Architects Supermachine Studio of Thailand have completed a bright red car showroom in Bangkok.
Called Autostella, the showroom has four differently-sized connected rooms, each with a different sized window onto the street.
Photographs are by Wison Tungtunya.
The information below is from the architects:
Autostella showroom, Bangkok
From early period of the last century, automotive industry seems to have always influenced the of architecture (but not so much the other way around.) In the modern history, different aspects of “automobile” has been inspiring architecture, whether as a material, shape, speed of the way cars are manufactured.
We have learned so much from the classic examples like Fiat’s Lingotto factory in Turin, (Mattè Trucco 1923) that has a test track on the roof top or BMW’s Central Factory in Leipzig (Zaha Hadid, 2005) that incorporates the process of car production and architecture into one.
Car is another architecture’s best friend.
Autostella is a small imported car showroom in Bangkok located around Eakamai-Ramintra expressway.
The types of cars Autostella keen to sell are those cute car and fun to drive like Fiat 500 or some other small models of another Italian car maker, Alfa romeo.
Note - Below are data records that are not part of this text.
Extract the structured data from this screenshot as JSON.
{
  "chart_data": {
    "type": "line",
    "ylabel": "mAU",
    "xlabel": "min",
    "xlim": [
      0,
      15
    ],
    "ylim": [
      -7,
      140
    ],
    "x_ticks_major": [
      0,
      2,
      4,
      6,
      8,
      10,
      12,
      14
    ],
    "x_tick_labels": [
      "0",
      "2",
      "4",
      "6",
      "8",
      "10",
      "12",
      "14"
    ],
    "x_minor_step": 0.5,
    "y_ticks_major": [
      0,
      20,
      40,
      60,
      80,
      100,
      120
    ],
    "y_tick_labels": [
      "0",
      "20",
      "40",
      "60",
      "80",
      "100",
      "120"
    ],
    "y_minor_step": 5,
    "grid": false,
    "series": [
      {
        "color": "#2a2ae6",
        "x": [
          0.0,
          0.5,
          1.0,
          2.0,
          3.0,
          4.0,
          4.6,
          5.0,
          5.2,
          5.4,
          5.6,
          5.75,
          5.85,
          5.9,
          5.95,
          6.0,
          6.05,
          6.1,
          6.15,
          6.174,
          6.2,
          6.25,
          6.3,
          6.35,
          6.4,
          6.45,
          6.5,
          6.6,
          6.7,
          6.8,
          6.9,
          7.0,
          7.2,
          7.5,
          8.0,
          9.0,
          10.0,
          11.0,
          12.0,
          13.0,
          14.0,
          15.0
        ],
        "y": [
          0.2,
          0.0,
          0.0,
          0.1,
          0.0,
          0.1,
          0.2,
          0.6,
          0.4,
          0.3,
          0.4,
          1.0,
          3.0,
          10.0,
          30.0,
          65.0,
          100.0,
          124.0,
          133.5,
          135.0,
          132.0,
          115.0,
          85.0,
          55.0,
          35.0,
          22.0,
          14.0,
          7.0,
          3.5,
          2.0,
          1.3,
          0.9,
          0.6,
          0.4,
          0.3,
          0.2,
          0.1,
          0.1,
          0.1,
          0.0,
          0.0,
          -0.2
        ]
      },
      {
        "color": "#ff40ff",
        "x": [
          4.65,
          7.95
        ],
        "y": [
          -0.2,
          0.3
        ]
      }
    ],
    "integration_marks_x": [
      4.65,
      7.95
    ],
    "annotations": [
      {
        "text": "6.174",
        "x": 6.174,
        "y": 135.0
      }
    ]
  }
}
Autostella is not an automobile showroom with super high glass windows as commonly seen in Thailand.
We accessed the project by neglecting the stereotype aspect of automobile that people connect themselves with which is “speed” and its “Dynamic” look. But it is designed like a small bakery and cafe’ that has small car parks right in the middle of the shops.
Their potential clients are those lifestyle concerned people (who sometimes emotional buy rather than logical buy things.)
The flat and long red box is pushed-pulled deformed and divided in to 4 different (but connected) rooms. Each room has windows in different sizes facing the street.
Each of the window is different size according to the size of the room. The room can be decorated differently in the future to suit the mood of the new models of the cars coming-in in the future. “Why the car showroom has to be single white room with non-differentiation all the time? It’s so boring.”